There is also another page that elaborates on the new C# 4.0 feature of "Lazy Initialization" which is slightly different to the standard "Lazy Loading" pattern mentioned above.


I can see advantages in all three of the scenarios mentioned above:
  • Initializing all in the constructor - good for Silverlight apps where performance is vital over memory usage on the client side. What that means is that there will be more time loading the Silverlight progress bar at the beginning while the application loads the objects in its memory resources, but the rest of the experience is seamless from then on.
  • Lazy loading in the property - good for servers that have multiple web applications/web services/win services running where slight performance trade-offs for valuable memory is important.
  • C#4.0 "Lazy Initializing" - good for examples where you instantiate a bunch of objects before entering a large loop, but want the loop to start as soon as possible.



Tuesday, January 14, 2014

DateTime.Parse vs DateTime.ParseExact for culture issues


I'm sure most of us savvy .NET developers have come across the dreaded issues that surround the inconsistent standards when working with multilingual / multicultured applications. Namely the sites that provide the opportunity for a user to change their language and/or culture for their convenience.

Dealing with different languages is one thing, but that in itself isn't so bad because it mainly deals with a resource file of some sort that allows mapping of one word (or a sentence) to a different word of a different language. The site can then replace those words where it finds them.

Dealing with data, and specifically dates on the other hand, is a completely different story.

Seriously, why did the Americans have to come up with a date format that doesn't even conform to itself!? Generally speaking, numbering systems work by having the larger metric unit at the front, then the second metric unit succeeding it, and so on (e.g. $15,432,67). Naturally you would expect the date structure to be the same so that the military format (yyyy/MM/dd) would be found wherever we deal with dates.

Even though the Australian format doesn't conform to this, it at least has consistency by having the reverse, whereby the smallest metric is found at the beginning of the sequence (dd/MM/yyyy).

The U.S. format, however, is an influence of their own language. It comes purely from a cultural perspective where they are naturally inclined to say "February the 15th" rather than "the 15th of February". That has lead to the demise of their date format which logically makes no sense (MM/dd/yyyy).
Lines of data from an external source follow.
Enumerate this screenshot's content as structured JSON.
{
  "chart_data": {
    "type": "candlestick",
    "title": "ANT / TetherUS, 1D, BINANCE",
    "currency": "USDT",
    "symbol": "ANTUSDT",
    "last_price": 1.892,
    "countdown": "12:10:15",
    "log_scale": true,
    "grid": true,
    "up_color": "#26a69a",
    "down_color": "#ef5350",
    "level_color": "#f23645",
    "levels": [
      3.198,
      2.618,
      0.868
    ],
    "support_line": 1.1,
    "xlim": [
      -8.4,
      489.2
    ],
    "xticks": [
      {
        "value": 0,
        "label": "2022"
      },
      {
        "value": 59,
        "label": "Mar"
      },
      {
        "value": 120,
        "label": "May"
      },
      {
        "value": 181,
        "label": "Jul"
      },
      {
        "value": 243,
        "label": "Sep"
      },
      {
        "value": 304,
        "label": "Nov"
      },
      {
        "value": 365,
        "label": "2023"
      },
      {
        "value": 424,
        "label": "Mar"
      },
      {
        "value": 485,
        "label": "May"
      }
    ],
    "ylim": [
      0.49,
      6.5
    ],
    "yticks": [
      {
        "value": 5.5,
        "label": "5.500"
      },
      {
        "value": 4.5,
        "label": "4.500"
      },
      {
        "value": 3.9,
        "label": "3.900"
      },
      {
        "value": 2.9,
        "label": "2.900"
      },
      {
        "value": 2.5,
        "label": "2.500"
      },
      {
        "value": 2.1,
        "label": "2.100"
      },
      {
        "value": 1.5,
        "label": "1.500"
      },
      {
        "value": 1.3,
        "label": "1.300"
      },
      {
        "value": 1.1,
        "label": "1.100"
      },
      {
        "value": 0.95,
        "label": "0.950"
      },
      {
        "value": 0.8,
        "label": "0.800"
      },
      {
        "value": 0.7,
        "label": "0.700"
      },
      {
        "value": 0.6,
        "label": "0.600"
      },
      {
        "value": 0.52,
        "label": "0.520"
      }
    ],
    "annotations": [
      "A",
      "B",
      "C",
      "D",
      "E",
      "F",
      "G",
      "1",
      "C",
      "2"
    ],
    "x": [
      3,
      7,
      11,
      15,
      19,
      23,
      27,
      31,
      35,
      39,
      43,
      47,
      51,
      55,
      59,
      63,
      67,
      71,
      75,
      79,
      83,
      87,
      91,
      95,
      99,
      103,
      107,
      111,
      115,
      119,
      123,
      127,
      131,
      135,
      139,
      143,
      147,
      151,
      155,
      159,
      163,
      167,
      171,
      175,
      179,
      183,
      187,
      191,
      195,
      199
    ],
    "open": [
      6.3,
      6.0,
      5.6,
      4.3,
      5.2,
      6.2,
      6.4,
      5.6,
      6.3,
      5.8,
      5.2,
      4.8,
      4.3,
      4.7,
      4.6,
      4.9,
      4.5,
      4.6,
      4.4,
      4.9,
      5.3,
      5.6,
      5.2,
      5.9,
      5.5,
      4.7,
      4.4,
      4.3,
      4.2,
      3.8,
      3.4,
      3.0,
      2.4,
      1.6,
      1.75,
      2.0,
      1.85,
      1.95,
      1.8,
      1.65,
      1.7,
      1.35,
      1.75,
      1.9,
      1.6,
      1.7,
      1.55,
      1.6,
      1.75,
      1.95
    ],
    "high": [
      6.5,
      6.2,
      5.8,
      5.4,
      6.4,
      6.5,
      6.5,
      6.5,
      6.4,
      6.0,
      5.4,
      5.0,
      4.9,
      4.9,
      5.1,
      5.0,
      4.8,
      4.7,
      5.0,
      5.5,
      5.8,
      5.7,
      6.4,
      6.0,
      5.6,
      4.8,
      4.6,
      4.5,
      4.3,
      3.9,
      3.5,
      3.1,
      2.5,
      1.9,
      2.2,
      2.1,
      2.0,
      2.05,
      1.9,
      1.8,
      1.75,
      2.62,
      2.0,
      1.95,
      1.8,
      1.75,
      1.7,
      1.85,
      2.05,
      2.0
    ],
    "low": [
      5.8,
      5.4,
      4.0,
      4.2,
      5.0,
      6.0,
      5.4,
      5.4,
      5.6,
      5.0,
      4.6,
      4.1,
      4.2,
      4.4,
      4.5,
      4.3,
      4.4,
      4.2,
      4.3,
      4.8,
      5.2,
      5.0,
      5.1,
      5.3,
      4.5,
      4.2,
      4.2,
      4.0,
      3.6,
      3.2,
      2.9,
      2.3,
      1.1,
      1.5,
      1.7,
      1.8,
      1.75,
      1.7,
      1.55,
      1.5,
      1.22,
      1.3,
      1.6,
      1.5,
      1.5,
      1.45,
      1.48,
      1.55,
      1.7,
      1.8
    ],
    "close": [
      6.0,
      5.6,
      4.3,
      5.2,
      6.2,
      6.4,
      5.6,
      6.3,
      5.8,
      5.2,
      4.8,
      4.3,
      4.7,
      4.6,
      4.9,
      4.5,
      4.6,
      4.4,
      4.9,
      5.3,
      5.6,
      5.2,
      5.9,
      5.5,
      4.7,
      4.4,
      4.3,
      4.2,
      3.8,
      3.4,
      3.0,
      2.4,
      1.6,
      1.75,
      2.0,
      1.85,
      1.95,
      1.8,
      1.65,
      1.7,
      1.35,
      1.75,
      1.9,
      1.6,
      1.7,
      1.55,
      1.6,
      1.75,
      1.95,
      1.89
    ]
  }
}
Regardless of the format, we are still faced with the dilemma of having to interpret this in code so that our data isn't corrupted by the front-end client machine's culture, and the server's culture, when the server-side code deals with the data.

You may find that you have a JQuery date picker that can help you "set the culture" as shown below:


$(".datepicker").datepicker({ dateFormat: "dd/mm/yy" });


The problem would arise once the user clicks submit and hits a server with the "en-US" culture.
The moment you write the following code, you will face some issues:


var date = DateTime.Parse(Request.Form["date"]);

One of two problems will arise:
  • the date conforms to either en-AU or en-US because the "day" is not greater than 12, and therefore will not complain when translating it into a month part.
  • a FormatException will occur because the day is considered month and is invalid if greater than 12.
The way to work around this so as to Parse the date into the current culture of the server, but based on the culture you are expecting the string to be coming in from the client side.

var date = DateTime.ParseExact(Request.Form["date"], "dd/MM/yyyy", CultureInfo.CurrentCulture);

What this does is define the structure of the string that is passed into the first parameter, based on the format of the second parameter. Once it maps the string exactly as defined in the second parameter, it can then convert it successfully to a DateTime type based on the third parameter. The CurrentCulture can define the timezone as well as the format, and any other relevant metadata.